If basing your core beliefs on something, you better be as pedantic as possible when evaluating possible candidates.
Discussion
No, pedantry is nitpicking, not intelligent criticism.
First annotation. To the point and scientifically reasoned.
> In the beginning (1:1-2:3)
>
> Compare with Gen 2:4-25 in which the order of events is entirely different.
>
> The Genesis 1 account conflicts with the order of events that are known to science.
>
> The earth and "heaven" are created together "in the beginning," whereas according to current estimates, the earth and universe are about 4.6 and 13.8 billion years old, respectively.
>
> Also in the first creation account, the earth is created before light, sun and stars; birds and whales before reptiles and insects; and flowering plants before any animals. The order of events known from science is in each case just the opposite.
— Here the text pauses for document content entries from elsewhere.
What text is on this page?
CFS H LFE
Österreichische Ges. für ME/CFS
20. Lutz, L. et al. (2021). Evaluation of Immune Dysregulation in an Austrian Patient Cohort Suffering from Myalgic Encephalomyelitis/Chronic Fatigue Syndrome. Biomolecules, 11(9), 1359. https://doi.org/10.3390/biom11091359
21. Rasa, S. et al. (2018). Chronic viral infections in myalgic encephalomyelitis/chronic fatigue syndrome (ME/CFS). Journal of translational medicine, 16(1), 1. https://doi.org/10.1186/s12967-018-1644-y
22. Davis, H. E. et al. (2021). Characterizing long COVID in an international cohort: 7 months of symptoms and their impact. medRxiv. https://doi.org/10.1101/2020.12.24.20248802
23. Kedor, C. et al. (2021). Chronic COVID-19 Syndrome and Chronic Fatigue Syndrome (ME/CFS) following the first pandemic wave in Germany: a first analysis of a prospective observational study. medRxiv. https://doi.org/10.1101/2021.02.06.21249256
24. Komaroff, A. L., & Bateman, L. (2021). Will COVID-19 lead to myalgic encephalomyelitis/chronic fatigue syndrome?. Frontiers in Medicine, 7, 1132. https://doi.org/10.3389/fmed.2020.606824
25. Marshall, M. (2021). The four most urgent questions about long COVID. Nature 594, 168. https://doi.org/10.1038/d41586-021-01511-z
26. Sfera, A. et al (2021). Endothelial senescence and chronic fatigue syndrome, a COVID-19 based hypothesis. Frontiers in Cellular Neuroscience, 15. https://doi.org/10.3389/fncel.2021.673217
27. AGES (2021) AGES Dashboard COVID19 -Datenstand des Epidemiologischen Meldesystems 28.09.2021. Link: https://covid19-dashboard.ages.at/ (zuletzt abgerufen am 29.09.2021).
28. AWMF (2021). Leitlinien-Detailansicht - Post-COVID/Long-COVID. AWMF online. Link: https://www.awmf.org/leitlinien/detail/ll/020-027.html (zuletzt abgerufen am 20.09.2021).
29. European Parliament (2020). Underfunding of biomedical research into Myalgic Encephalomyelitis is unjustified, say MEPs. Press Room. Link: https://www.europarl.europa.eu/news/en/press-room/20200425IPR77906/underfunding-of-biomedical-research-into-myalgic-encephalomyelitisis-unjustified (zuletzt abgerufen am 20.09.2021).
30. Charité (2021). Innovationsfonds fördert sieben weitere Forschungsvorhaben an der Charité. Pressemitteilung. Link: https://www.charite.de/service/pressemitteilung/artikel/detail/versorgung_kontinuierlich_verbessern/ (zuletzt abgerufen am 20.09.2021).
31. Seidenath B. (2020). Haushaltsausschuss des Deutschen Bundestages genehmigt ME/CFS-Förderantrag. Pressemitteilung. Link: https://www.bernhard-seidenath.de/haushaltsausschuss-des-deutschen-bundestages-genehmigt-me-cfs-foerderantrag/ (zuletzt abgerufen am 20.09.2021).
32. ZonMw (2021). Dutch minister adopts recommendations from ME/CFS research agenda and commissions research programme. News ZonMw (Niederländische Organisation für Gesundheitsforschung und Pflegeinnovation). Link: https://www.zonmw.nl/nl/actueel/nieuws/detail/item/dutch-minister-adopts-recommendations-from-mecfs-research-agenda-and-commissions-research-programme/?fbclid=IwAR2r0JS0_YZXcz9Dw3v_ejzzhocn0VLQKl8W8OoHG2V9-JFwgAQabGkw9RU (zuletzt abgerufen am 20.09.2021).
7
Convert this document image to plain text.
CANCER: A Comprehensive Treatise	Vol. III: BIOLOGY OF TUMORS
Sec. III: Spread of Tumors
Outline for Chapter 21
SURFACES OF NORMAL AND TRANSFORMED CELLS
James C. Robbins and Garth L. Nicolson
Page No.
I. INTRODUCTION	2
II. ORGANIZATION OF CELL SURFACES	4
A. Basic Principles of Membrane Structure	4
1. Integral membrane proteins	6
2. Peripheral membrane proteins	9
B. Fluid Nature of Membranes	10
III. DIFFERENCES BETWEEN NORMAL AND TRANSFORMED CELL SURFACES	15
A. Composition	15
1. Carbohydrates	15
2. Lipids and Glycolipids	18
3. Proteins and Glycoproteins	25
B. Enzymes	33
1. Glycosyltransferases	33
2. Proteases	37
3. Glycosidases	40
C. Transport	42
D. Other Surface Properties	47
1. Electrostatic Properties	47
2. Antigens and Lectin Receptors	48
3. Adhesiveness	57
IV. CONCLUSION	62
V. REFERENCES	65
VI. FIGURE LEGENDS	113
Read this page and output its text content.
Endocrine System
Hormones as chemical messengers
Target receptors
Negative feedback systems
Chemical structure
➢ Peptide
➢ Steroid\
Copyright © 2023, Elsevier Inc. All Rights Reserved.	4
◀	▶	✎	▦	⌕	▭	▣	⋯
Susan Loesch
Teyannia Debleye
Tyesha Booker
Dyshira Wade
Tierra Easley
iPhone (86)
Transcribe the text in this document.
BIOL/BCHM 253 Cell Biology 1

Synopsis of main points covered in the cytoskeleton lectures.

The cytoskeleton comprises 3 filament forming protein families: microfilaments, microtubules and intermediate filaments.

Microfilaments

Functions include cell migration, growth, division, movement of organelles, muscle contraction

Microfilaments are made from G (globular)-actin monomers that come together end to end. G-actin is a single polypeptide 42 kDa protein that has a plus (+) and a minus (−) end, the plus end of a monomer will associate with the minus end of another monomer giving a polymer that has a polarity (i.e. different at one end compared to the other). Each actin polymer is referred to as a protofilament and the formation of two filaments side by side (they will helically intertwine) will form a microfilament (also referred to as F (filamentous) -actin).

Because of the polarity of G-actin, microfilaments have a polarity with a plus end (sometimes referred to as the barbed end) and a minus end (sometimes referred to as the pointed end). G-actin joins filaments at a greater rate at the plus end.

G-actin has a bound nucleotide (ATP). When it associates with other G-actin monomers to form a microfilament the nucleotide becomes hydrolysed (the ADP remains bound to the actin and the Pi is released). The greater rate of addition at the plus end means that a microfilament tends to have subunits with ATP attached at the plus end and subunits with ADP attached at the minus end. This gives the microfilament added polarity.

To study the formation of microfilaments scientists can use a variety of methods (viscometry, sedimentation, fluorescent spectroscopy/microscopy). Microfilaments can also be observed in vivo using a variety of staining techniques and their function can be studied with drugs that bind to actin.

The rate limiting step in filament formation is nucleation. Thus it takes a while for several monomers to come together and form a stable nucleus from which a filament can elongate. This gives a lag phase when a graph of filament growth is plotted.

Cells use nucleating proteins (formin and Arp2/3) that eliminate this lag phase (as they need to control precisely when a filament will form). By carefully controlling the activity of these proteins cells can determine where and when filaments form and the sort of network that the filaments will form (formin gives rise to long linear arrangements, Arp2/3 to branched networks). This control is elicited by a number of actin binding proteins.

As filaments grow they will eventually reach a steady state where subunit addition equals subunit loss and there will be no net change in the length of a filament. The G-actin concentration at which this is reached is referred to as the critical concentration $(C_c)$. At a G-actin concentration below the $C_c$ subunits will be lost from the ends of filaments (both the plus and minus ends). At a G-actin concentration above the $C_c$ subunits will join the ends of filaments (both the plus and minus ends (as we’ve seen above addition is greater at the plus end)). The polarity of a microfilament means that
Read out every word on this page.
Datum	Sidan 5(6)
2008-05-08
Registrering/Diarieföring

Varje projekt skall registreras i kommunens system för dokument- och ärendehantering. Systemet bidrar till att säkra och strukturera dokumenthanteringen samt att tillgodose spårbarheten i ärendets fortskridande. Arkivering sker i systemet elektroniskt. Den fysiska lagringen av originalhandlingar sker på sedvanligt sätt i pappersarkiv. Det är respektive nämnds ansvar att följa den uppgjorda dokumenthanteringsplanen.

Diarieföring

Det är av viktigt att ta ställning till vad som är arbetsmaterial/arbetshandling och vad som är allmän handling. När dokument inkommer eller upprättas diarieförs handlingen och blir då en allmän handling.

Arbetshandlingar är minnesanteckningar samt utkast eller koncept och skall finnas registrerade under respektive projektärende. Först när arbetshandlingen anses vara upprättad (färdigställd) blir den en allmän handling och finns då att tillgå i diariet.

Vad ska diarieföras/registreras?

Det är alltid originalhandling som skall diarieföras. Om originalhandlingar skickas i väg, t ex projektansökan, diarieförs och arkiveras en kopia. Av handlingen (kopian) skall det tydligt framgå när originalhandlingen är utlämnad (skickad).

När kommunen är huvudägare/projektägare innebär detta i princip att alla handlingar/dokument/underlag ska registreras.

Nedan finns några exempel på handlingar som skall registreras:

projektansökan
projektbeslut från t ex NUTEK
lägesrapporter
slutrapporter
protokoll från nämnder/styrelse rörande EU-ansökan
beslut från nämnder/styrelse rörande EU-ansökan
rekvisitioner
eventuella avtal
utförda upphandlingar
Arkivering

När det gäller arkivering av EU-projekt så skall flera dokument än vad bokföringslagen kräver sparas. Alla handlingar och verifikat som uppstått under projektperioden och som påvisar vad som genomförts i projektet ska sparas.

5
This ignores millennia of Christian thought that addresses exactly these problems. You think we're unaware of these questions? It's honestly insulting.
In brief,
1. Genesis is poetry, not scientific literature, inconsistency is often intentional and for a particular literary purpose (read Through New Eyes for details, chiasms often play a part). Old vs young earth is a valid debate, but both are consistent with the Biblical narrative because it features a transcendent God who is not bound by the laws of nature.
2. Science is often wrong (at best it's a method of inquiry, not a set of doctrines). Estimates about the age of the earth depend on the doctrine of uniformitarianism which Genesis explicitly denies. Likewise, the doctrine of evolution is just that, a doctrine.